Scientific classification
- Kingdom: Plantae
- Clade: Tracheophytes
- Clade: Angiosperms
- Clade: Eudicots
- Clade: Asterids
- Order: Lamiales
- Family: Oleaceae
- Genus: Fraxinus
- Section: Fraxinus sect. Ornus
- Species: F. floribunda
- Binomial name: Fraxinus floribunda Wall.

= Fraxinus floribunda =

- Genus: Fraxinus
- Species: floribunda
- Authority: Wall.
- Conservation status: LC

Species of ash

Fraxinus floribunda is a species of ash native to South Asia, East Asia, and Southeast Asia. It is known from Afghanistan, Pakistan, Nepal, Assam, Bhutan, Laos, Myanmar (Burma), Thailand, Vietnam, the Ryukyu Islands, and parts of China (Guangdong, Guangxi, Guizhou, Xizang, Yunnan, Zhejiang).

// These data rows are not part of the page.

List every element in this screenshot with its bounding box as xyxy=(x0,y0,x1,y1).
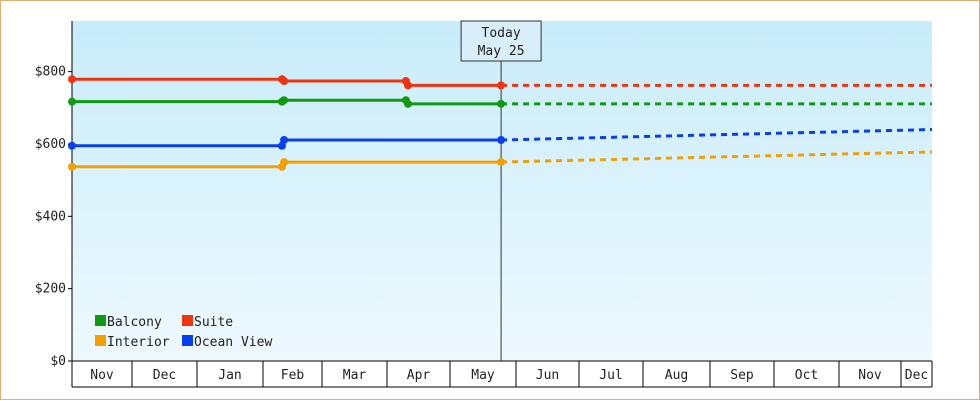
legend-label: Interior xyxy=(107,335,170,350)
today-label-text: Today xyxy=(482,26,521,41)
x-month-label: Nov xyxy=(90,368,114,383)
legend-swatch xyxy=(95,335,106,346)
legend-item: Suite xyxy=(182,315,233,330)
x-month-label: Dec xyxy=(153,368,176,383)
x-month-label: Jan xyxy=(218,368,241,383)
today-label-text: May 25 xyxy=(478,44,525,59)
series-forecast-line xyxy=(501,150,933,164)
x-month-label: May xyxy=(471,368,495,383)
legend-item: Interior xyxy=(95,335,170,350)
y-tick-label: $200 xyxy=(35,282,66,297)
plot-background xyxy=(72,21,932,361)
series-point xyxy=(497,81,506,90)
legend-swatch xyxy=(182,315,193,326)
legend-swatch xyxy=(182,335,193,346)
series-forecast-line xyxy=(501,128,933,142)
series-point xyxy=(280,96,289,105)
series-interior xyxy=(68,150,933,171)
series-point xyxy=(280,158,289,167)
x-month-label: Mar xyxy=(343,368,367,383)
legend-label: Ocean View xyxy=(194,335,272,350)
y-tick-label: $400 xyxy=(35,209,66,224)
series-point xyxy=(280,77,289,86)
series-point xyxy=(497,99,506,108)
legend: Balcony Suite Interior Ocean View xyxy=(95,315,272,350)
legend-item: Ocean View xyxy=(182,335,272,350)
series-point xyxy=(497,136,506,144)
x-month-label: Apr xyxy=(407,368,431,383)
today-marker: Today May 25 xyxy=(460,20,542,361)
series-point xyxy=(68,162,76,171)
series-point xyxy=(68,97,76,106)
x-month-label: Oct xyxy=(795,368,818,383)
series-point xyxy=(497,158,506,167)
x-month-label: Dec xyxy=(905,368,928,383)
y-tick-label: $600 xyxy=(35,137,66,152)
y-axis: $0 $200 $400 $600 $800 xyxy=(35,21,932,369)
series-actual-line xyxy=(72,77,502,87)
today-label-box xyxy=(460,20,542,62)
x-month-label: Jul xyxy=(599,368,622,383)
series-point xyxy=(68,75,76,84)
legend-label: Balcony xyxy=(107,315,162,330)
y-tick-label: $0 xyxy=(50,354,66,369)
series-point xyxy=(280,136,289,144)
series-point xyxy=(68,141,76,150)
legend-item: Balcony xyxy=(95,315,162,330)
series-layer xyxy=(68,75,933,171)
series-point xyxy=(404,81,412,90)
x-month-label: Nov xyxy=(858,368,882,383)
x-month-label: Feb xyxy=(281,368,305,383)
x-month-label: Sep xyxy=(730,368,754,383)
legend-label: Suite xyxy=(194,315,233,330)
x-month-label: Aug xyxy=(665,368,688,383)
series-ocean-view xyxy=(68,128,933,150)
x-month-label: Jun xyxy=(536,368,559,383)
y-tick-label: $800 xyxy=(35,65,66,80)
series-suite xyxy=(68,75,932,90)
series-actual-line xyxy=(72,98,502,106)
series-point xyxy=(404,99,412,108)
x-axis: Nov Dec Jan Feb Mar Apr May Jun Jul Aug Sep Oct Nov D… xyxy=(71,361,933,388)
series-balcony xyxy=(68,96,932,108)
legend-swatch xyxy=(95,315,106,326)
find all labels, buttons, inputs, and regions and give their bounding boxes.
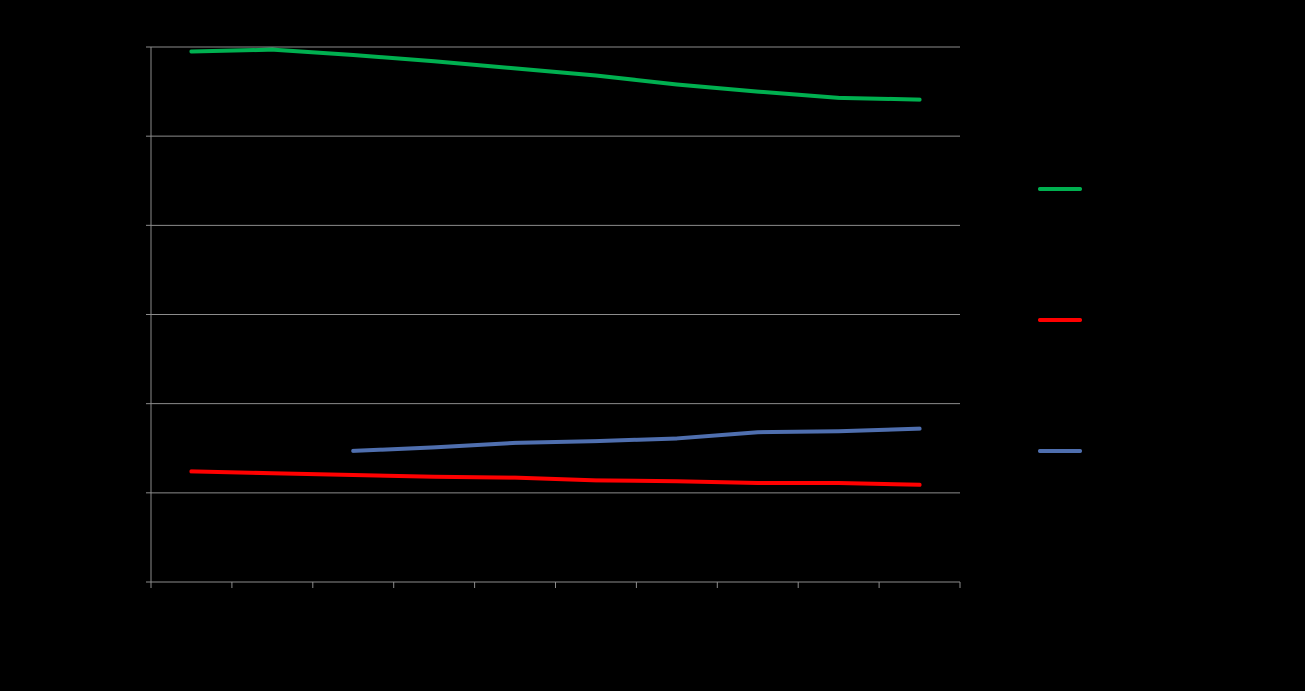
series-line [351, 426, 922, 453]
series-line [189, 47, 922, 102]
series-line [189, 469, 922, 487]
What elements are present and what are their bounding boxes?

Fraxinus floribunda is a medium-sized deciduous tree growing to 10–15 m tall with a trunk up to 50 cm diameter, with grey bark. Leaves opposite, pinnate, with 7–9 serrate leaflets. Flowers white, with petals 3–4 mm long, in large branched clusters up to 25 cm across. Fruit a nut, with a long narrow wing 2.5–4 cm long by 3–4 mm wide.